Self-care is also about setting boundaries and learning to firmly say no to things that don’t serve you. It’s important to go to where your energy is reciprocated and where you feel refreshed. I learnt that taking a break and cutting out toxic people and communities is so important, and I only want to attract and be at the centre of wholesome vibes where there is no drama or toxic competition.
One quote that really hit home was “you often feel tired, not because you’ve done too much, but because you’ve done too little of what sparks a light in you”. I realised that it was so important to go back to things that gave me good energy and good vibes, instead of just going with the grind or doing what everyone else was doing.
Sometimes, it’s no one’s fault
I used to blame myself for the slightest of things that could have happened, such as when I found it hard to connect with groups of people who were on a completely different wavelength from me. All sorts of criticisms would come out of my head, and many of these words are words that I wouldn’t dare to say to anyone else’s face.

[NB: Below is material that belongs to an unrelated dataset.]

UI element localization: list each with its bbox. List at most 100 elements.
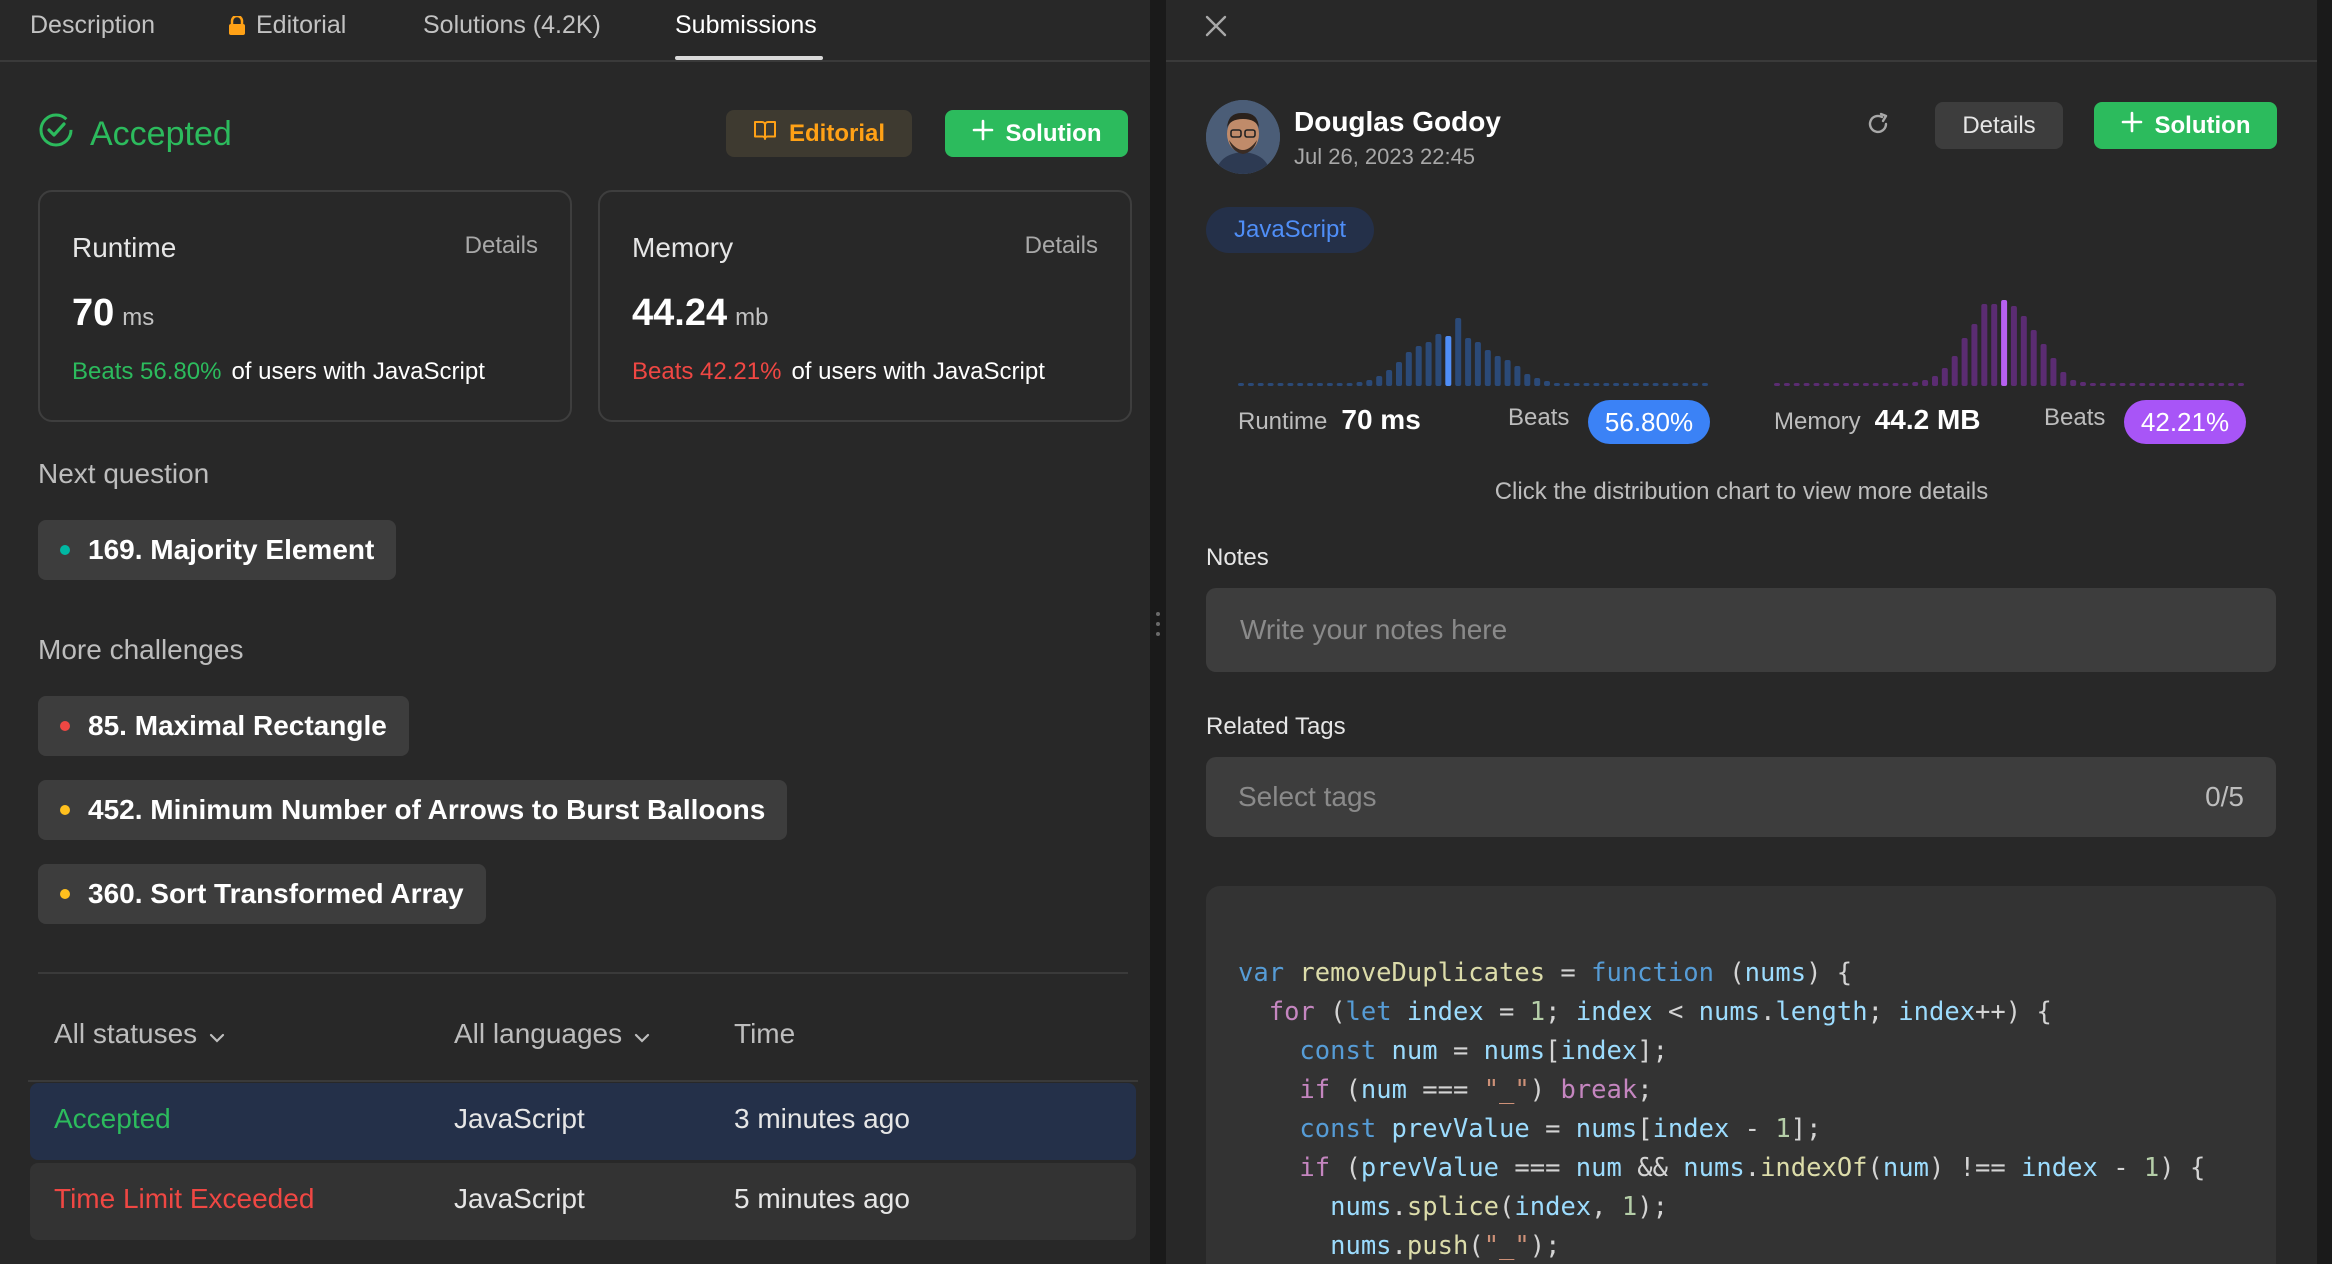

However, after a while, I realised that it wasn’t my fault and some things were just not meant to be. I told myself that it wasn’t my problem and that it was important to go to places where my energy was reciprocated. Sadly, there were some lessons I had to learn the hard way as I stayed in some places and groups where I didn’t belong for too long. However, I told myself that it was better to do what was best for myself late than to never do it at all and to use these learning points and principles to guide my future decisions.
Listen to the difficult emotions - they are a message
This is easier said than done, and I myself have been guilty of sweeping these troubling feelings under the carpet many times. However, they are conveying an important message to us. I realised that it was important to listen to them and see what to do about them.

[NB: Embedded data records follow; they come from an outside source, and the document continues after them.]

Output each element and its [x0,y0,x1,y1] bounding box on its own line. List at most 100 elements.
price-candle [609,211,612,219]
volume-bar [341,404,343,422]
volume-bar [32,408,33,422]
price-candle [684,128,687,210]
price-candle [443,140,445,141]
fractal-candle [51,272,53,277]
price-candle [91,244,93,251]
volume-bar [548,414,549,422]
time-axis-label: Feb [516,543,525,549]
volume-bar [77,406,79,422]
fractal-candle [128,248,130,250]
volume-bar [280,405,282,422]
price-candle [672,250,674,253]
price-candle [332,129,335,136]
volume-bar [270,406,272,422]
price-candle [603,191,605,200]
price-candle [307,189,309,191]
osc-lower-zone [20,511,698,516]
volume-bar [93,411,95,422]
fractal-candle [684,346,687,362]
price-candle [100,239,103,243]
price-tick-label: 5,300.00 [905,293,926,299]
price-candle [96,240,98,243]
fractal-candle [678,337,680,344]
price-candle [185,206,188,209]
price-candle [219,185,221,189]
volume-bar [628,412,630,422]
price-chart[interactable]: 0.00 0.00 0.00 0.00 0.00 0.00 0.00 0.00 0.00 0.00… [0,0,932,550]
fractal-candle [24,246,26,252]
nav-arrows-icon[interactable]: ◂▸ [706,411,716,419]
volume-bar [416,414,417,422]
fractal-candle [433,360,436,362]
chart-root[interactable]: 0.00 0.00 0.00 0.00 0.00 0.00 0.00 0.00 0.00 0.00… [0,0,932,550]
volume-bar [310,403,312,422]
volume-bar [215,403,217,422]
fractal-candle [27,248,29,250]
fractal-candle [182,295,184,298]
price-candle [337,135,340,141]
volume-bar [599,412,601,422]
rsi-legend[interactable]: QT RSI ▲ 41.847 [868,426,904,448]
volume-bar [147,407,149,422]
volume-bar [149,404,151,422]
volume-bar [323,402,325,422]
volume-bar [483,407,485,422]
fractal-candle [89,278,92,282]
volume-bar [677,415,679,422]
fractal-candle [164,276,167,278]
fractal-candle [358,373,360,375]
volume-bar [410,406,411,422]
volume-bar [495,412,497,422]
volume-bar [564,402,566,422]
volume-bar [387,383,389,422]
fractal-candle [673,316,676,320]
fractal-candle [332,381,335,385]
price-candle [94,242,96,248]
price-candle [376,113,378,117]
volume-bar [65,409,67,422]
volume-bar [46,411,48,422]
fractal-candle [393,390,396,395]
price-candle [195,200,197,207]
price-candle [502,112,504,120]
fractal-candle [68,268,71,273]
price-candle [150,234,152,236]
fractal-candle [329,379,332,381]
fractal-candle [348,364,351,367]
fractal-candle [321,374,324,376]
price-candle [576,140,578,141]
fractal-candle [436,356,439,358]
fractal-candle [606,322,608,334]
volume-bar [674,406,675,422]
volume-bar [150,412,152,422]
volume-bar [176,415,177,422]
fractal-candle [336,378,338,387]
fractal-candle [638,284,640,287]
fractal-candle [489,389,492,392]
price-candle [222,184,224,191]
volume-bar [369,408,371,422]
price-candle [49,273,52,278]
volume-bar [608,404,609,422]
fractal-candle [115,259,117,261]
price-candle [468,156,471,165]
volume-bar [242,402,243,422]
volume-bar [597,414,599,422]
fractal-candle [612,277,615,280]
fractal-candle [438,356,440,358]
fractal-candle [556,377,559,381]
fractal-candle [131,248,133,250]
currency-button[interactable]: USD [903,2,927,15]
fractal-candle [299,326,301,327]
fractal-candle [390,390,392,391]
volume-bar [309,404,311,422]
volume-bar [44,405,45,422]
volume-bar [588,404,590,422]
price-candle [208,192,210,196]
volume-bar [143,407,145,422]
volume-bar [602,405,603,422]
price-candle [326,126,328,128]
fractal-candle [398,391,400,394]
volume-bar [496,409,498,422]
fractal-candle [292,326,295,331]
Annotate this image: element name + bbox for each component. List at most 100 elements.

One typical example could be how loneliness is telling us that we need more connection. It might be a sign that we are mixing too much with people who drain us or that the group we are currently with might not be that beneficial for us. As such, maybe we could take steps to connect with like-minded people. Perhaps anger could also be a sign that our boundaries are being violated, and this might be a sign to set clear boundaries and be more firm about them.

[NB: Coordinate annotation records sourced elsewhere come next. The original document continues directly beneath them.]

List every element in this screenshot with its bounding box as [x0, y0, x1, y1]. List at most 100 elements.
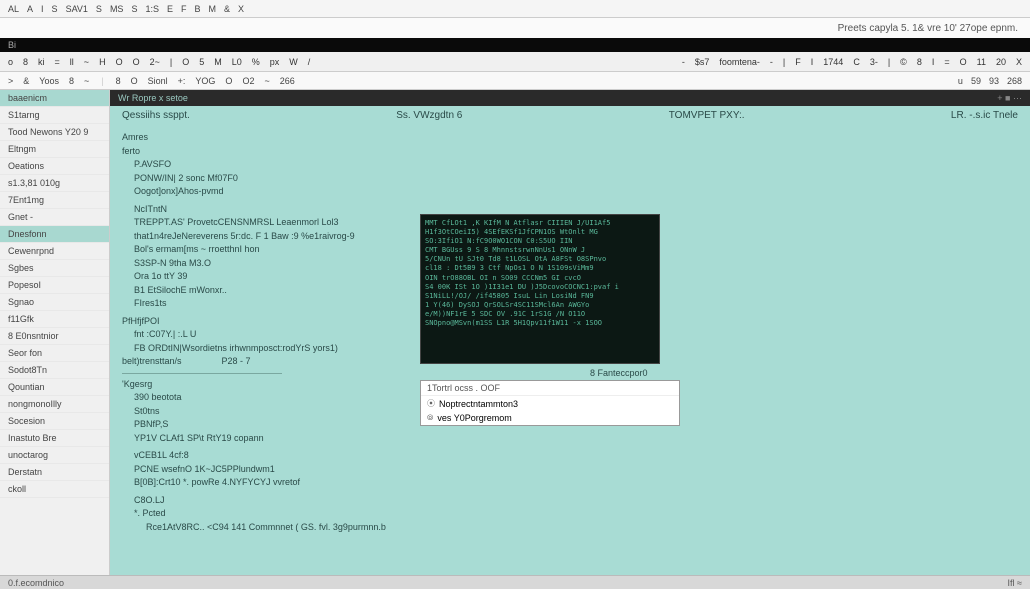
- toolbar-button[interactable]: O: [131, 76, 138, 86]
- toolbar-button[interactable]: ~: [84, 57, 89, 67]
- toolbar-button[interactable]: AL: [8, 4, 19, 14]
- toolbar-button[interactable]: 11: [977, 57, 986, 67]
- toolbar-button[interactable]: px: [270, 57, 280, 67]
- sidebar-item[interactable]: baaenicm: [0, 90, 109, 107]
- toolbar-button[interactable]: &: [224, 4, 230, 14]
- toolbar-button[interactable]: 8: [917, 57, 922, 67]
- sidebar-item[interactable]: Qountian: [0, 379, 109, 396]
- toolbar-button[interactable]: S: [96, 4, 102, 14]
- toolbar-button[interactable]: 8: [116, 76, 121, 86]
- toolbar-button[interactable]: C: [853, 57, 860, 67]
- toolbar-button[interactable]: ~: [264, 76, 269, 86]
- toolbar-button[interactable]: YOG: [195, 76, 215, 86]
- sidebar-item[interactable]: Gnet -: [0, 209, 109, 226]
- sidebar-item[interactable]: Eltngm: [0, 141, 109, 158]
- toolbar-button[interactable]: O: [225, 76, 232, 86]
- sidebar-item[interactable]: Cewenrpnd: [0, 243, 109, 260]
- toolbar-button[interactable]: u: [958, 76, 963, 86]
- status-bar: 0.f.ecomdnico Ifl ≈: [0, 575, 1030, 589]
- toolbar-button[interactable]: 266: [280, 76, 295, 86]
- toolbar-button[interactable]: Sionl: [148, 76, 168, 86]
- s5-l1: *. Pcted: [122, 507, 1018, 521]
- toolbar-button[interactable]: 268: [1007, 76, 1022, 86]
- sidebar-item[interactable]: Seor fon: [0, 345, 109, 362]
- toolbar-button[interactable]: I: [932, 57, 935, 67]
- toolbar-button[interactable]: +:: [178, 76, 186, 86]
- sidebar-item[interactable]: Inastuto Bre: [0, 430, 109, 447]
- info-bar: Preets capyla 5. 1& vre 10' 27ope epnm.: [0, 18, 1030, 38]
- toolbar-button[interactable]: O: [960, 57, 967, 67]
- toolbar-button[interactable]: MS: [110, 4, 124, 14]
- toolbar-button[interactable]: I: [811, 57, 814, 67]
- toolbar-button[interactable]: ©: [900, 57, 907, 67]
- toolbar-button[interactable]: 5: [199, 57, 204, 67]
- toolbar-button[interactable]: -: [770, 57, 773, 67]
- info-center: Preets capyla 5. 1& vre 10' 27ope epnm.: [838, 23, 1018, 34]
- toolbar-button[interactable]: I: [41, 4, 44, 14]
- toolbar-button[interactable]: %: [252, 57, 260, 67]
- sidebar-item[interactable]: Sgbes: [0, 260, 109, 277]
- toolbar-button[interactable]: -: [682, 57, 685, 67]
- toolbar-button[interactable]: 8: [69, 76, 74, 86]
- sidebar-item[interactable]: Sodot8Tn: [0, 362, 109, 379]
- toolbar-button[interactable]: ki: [38, 57, 45, 67]
- toolbar-button[interactable]: F: [181, 4, 187, 14]
- toolbar-button[interactable]: >: [8, 76, 13, 86]
- toolbar-button[interactable]: B: [194, 4, 200, 14]
- toolbar-button[interactable]: ll: [70, 57, 74, 67]
- sidebar-item[interactable]: f11Gfk: [0, 311, 109, 328]
- toolbar-button[interactable]: 1:S: [145, 4, 159, 14]
- toolbar-button[interactable]: o: [8, 57, 13, 67]
- sidebar-item[interactable]: Derstatn: [0, 464, 109, 481]
- toolbar-button[interactable]: 2~: [150, 57, 160, 67]
- toolbar-button[interactable]: X: [1016, 57, 1022, 67]
- toolbar-button[interactable]: =: [944, 57, 949, 67]
- toolbar-button[interactable]: 3-: [870, 57, 878, 67]
- sidebar-item[interactable]: 7Ent1mg: [0, 192, 109, 209]
- toolbar-button[interactable]: foomtena-: [719, 57, 760, 67]
- toolbar-button[interactable]: H: [99, 57, 106, 67]
- sidebar-item[interactable]: S1tarng: [0, 107, 109, 124]
- dropdown-item-0[interactable]: ⦿ Noptrectntammton3: [421, 396, 679, 411]
- sidebar-item[interactable]: Socesion: [0, 413, 109, 430]
- toolbar-button[interactable]: 93: [989, 76, 999, 86]
- toolbar-button[interactable]: 1744: [823, 57, 843, 67]
- toolbar-button[interactable]: ~: [84, 76, 89, 86]
- toolbar-button[interactable]: S: [131, 4, 137, 14]
- toolbar-button[interactable]: O2: [242, 76, 254, 86]
- toolbar-button[interactable]: Yoos: [39, 76, 59, 86]
- toolbar-button[interactable]: $s7: [695, 57, 710, 67]
- sidebar-item[interactable]: Oeations: [0, 158, 109, 175]
- toolbar-button[interactable]: L0: [232, 57, 242, 67]
- toolbar-button[interactable]: 20: [996, 57, 1006, 67]
- toolbar-button[interactable]: S: [52, 4, 58, 14]
- toolbar-button[interactable]: O: [116, 57, 123, 67]
- sidebar-item[interactable]: PopesoI: [0, 277, 109, 294]
- sidebar-item[interactable]: Dnesfonn: [0, 226, 109, 243]
- toolbar-button[interactable]: /: [308, 57, 311, 67]
- sidebar-item[interactable]: Sgnao: [0, 294, 109, 311]
- toolbar-button[interactable]: O: [133, 57, 140, 67]
- sidebar-item[interactable]: unoctarog: [0, 447, 109, 464]
- toolbar-button[interactable]: 59: [971, 76, 981, 86]
- toolbar-button[interactable]: M: [209, 4, 217, 14]
- toolbar-button[interactable]: W: [289, 57, 298, 67]
- toolbar-button[interactable]: =: [55, 57, 60, 67]
- sidebar-item[interactable]: s1.3,81 010g: [0, 175, 109, 192]
- tab-title[interactable]: Wr Ropre x setoe: [118, 93, 188, 103]
- toolbar-button[interactable]: SAV1: [66, 4, 88, 14]
- dropdown-item-1[interactable]: ⦾ ves Y0Porgremom: [421, 411, 679, 425]
- sidebar-item[interactable]: Tood Newons Y20 9: [0, 124, 109, 141]
- toolbar-button[interactable]: &: [23, 76, 29, 86]
- sidebar-item[interactable]: 8 E0nsntnior: [0, 328, 109, 345]
- toolbar-button[interactable]: E: [167, 4, 173, 14]
- toolbar-button[interactable]: A: [27, 4, 33, 14]
- toolbar-button[interactable]: 8: [23, 57, 28, 67]
- sidebar-item[interactable]: ckoll: [0, 481, 109, 498]
- toolbar-button[interactable]: M: [214, 57, 222, 67]
- sidebar-item[interactable]: nongmonoIlly: [0, 396, 109, 413]
- toolbar-button[interactable]: O: [182, 57, 189, 67]
- tab-controls[interactable]: + ■ ⋯: [997, 93, 1022, 104]
- toolbar-button[interactable]: X: [238, 4, 244, 14]
- toolbar-button[interactable]: F: [795, 57, 801, 67]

I went through some periods of strong loneliness, and what got me out of them was to acknowledge and examine these emotions instead of dismissing them. It was only after I acknowledged and accepted them that I realised that changes needed to be made, and it led me to taking actionable steps, such as changing the people I associate myself with on a regular basis and taking breaks from the ones who made me feel drained, which is something that was crucial for my long-term well-being.
Suppression is often seen as a sign of strength, but it can prove to be extremely harmful and detrimental in the long run. It isn’t weak to speak about your emotions and say that you’re troubled, and there is no shame in seeking help.
Parting Thoughts
World Mental Health Day happens every 10/10, once every 365 days, but what do we do on the other 364 days? I realised that it is important to take care of our mental health every single day and be selective about where we channel our time and energy to. It isn’t easy to make a conscious effort to take care of ourselves, especially when our schedules are extremely packed, but making time to do that will prove to be beneficial in the long-run.